My book The Alchemy of Air traces the history of one of humanity’s greatest discoveries: How to make bread out of air. The Haber-Bosch process does that by turning air into fertilizer, using nitrogen and hydrogen. But it also creates a lot of air pollution, almost all of it from the process used to make pure hydrogen.
When Bosch designed the first plant to turn air into fertilizer around 1912, he made his hydrogen by electrolytically splitting apart water molecules, releasing pure hydrogen and oxygen. It was a pretty clean process. But it was also costly, because it took a lot of electricity to split the water.
So the industry moved to another source of hydrogen, which it still uses today: natural gas. Especially given today’s low prices for natural gas, it’s a lot cheaper to use than water. No wonder the entire nitrogen fertilizer industry is built around it. Problem is, purifying the hydrogen from natural gas releases a lot of CO2 along the way, making the industry a big polluter.
There might be an answer on the horizon. The trick will be making it easier to get H from H20, making it possible to get back to Bosch’s original vision of water-produced hydrogen. And a novel new approach to doing that has just been published.

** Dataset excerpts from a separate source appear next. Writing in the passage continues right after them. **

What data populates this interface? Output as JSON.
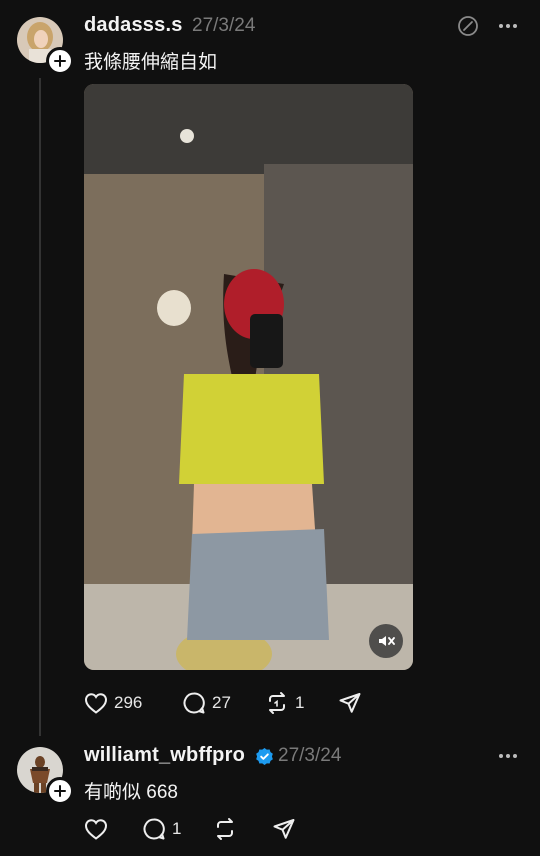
{
  "post": {
    "username": "dadasss.s",
    "date": "27/3/24",
    "text": "我條腰伸縮自如",
    "likes": "296",
    "replies": "27",
    "reposts": "1"
  },
  "reply": {
    "username": "williamt_wbffpro",
    "date": "27/3/24",
    "text": "有啲似 668",
    "replies": "1"
  },
  "icons": {
    "verified": "verified-badge-icon",
    "like": "heart-icon",
    "comment": "comment-icon",
    "repost": "repost-icon",
    "share": "send-icon",
    "more": "more-icon",
    "mute": "mute-icon",
    "options": "circle-slash-icon"
  },
  "colors": {
    "background": "#101010",
    "verified": "#1d9bf0",
    "muted_text": "#7a7a7a"
  }
}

It is part of a wider effort to find catalysts that can make it easier for water to break into its constituent atoms. But this one is interesting because it’s temperature sensitive, allowing the catalyst to do part of its work effectively at one level, then do another part when the temperature is changed.
It’s no more than a theory at this time, but it’s an interesting theory. And it could open the door to a much, much cleaner fertilizer industry.